Saviano faces calls from Meloni’s camp to cut his police protection. In plain English, by criticising Meloni he may end up being murdered by the very gangsters the writer says are in secret association with the far right. He faces a second trial for criticising Meloni’s coalition partner, Matteo Salvini, in the same TV interview: this case is already grinding its way through the courts.
Saviano told The Observer: “There was a dramatic, tragic shipwreck… A baby was drowned. But from Meloni and Salvini came ferocious and inhuman anti-migrant propaganda. In the light of this, and the libel charge, do you really think mine were such offensive words?”

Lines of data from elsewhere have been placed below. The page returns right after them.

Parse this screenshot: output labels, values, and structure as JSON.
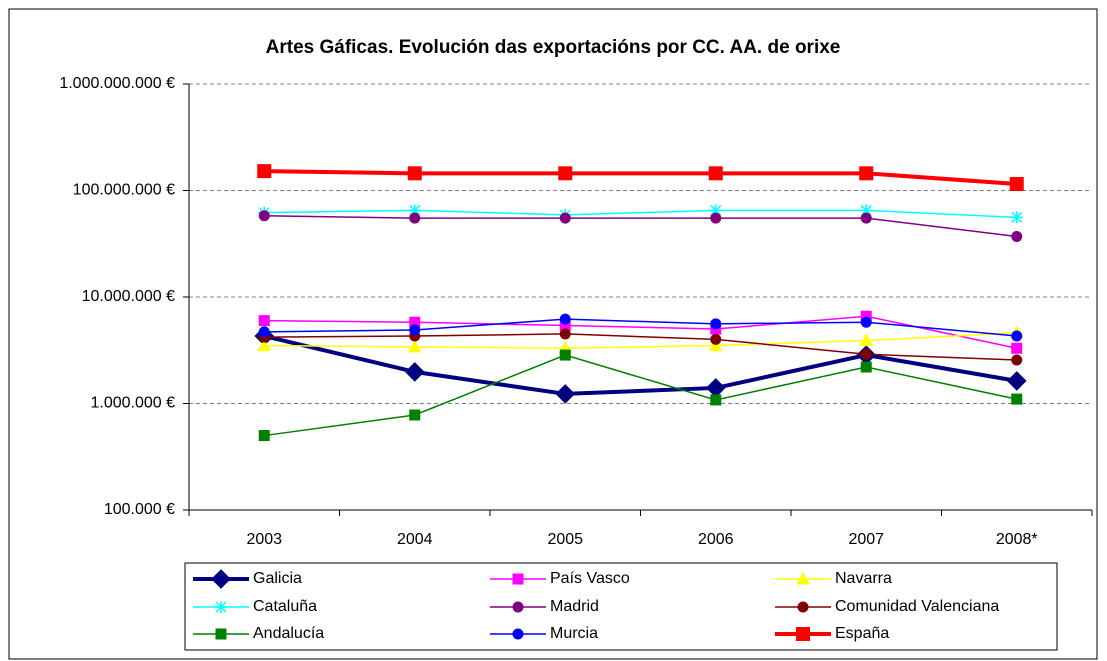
{
  "chart_data": {
    "type": "line",
    "title": "Artes Gáficas. Evolución das exportacións por CC. AA. de orixe",
    "categories": [
      "2003",
      "2004",
      "2005",
      "2006",
      "2007",
      "2008*"
    ],
    "log_scale": true,
    "grid": true,
    "legend": "bottom",
    "ylim": [
      100000,
      1000000000
    ],
    "yticks": [
      {
        "value": 100000,
        "label": "100.000 €"
      },
      {
        "value": 1000000,
        "label": "1.000.000 €"
      },
      {
        "value": 10000000,
        "label": "10.000.000 €"
      },
      {
        "value": 100000000,
        "label": "100.000.000 €"
      },
      {
        "value": 1000000000,
        "label": "1.000.000.000 €"
      }
    ],
    "series": [
      {
        "name": "Galicia",
        "color": "#000080",
        "marker": "diamond",
        "line_width": 4,
        "values": [
          4300000,
          1980000,
          1230000,
          1400000,
          2850000,
          1630000
        ]
      },
      {
        "name": "País Vasco",
        "color": "#ff00ff",
        "marker": "square",
        "line_width": 1.5,
        "values": [
          6000000,
          5800000,
          5400000,
          5000000,
          6600000,
          3300000
        ]
      },
      {
        "name": "Navarra",
        "color": "#ffff00",
        "marker": "triangle",
        "line_width": 1.5,
        "values": [
          3500000,
          3400000,
          3300000,
          3500000,
          3900000,
          4600000
        ]
      },
      {
        "name": "Cataluña",
        "color": "#00ffff",
        "marker": "asterisk",
        "line_width": 1.5,
        "values": [
          62000000,
          65000000,
          59000000,
          65000000,
          65000000,
          56000000
        ]
      },
      {
        "name": "Madrid",
        "color": "#800080",
        "marker": "circle",
        "line_width": 1.5,
        "values": [
          58000000,
          55000000,
          55000000,
          55000000,
          55000000,
          37000000
        ]
      },
      {
        "name": "Comunidad Valenciana",
        "color": "#800000",
        "marker": "circle",
        "line_width": 1.5,
        "values": [
          4200000,
          4300000,
          4500000,
          4000000,
          2900000,
          2560000
        ]
      },
      {
        "name": "Andalucía",
        "color": "#008000",
        "marker": "square",
        "line_width": 1.5,
        "values": [
          500000,
          780000,
          2850000,
          1080000,
          2200000,
          1100000
        ]
      },
      {
        "name": "Murcia",
        "color": "#0000ff",
        "marker": "circle",
        "line_width": 1.5,
        "values": [
          4700000,
          4900000,
          6200000,
          5600000,
          5800000,
          4300000
        ]
      },
      {
        "name": "España",
        "color": "#ff0000",
        "marker": "square",
        "line_width": 4,
        "values": [
          152000000,
          145000000,
          145000000,
          145000000,
          145000000,
          115000000
        ]
      }
    ]
  }
}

PEN’s President Burhan Sonmez has written to the prime minister calling on her to drop the trial. He wrote: “Despite calls by Italy’s Constitutional Court to undertake a comprehensive review of criminal defamation laws, journalists and writers are still liable to prison sentences in case of defamation through the press. Criminal defamation lawsuits exhaust their victims. They rob them of their time, of their money, of their vital energy. Crucially, they are punitive and can lead to self-censorship and discourage the investigative journalism that is so necessary in a healthy and functioning democracy.”
Thus far there has been no response from the prime minister’s office to PEN’s letter but Meloni has given no signs of backing down. She said three days ago: “On that boat were migrants, not shipwrecked people. People boarded those ships in international waters … The ship that took them in its charge was equipped to accommodate them and provide for all their reception needs…The banana republic in which citizens are so vexed but which is so popular on the left is over.”
What the prime minister fails to realise is that, along with the case brought by her, Italy’s standing as a civilised democracy is on trial too.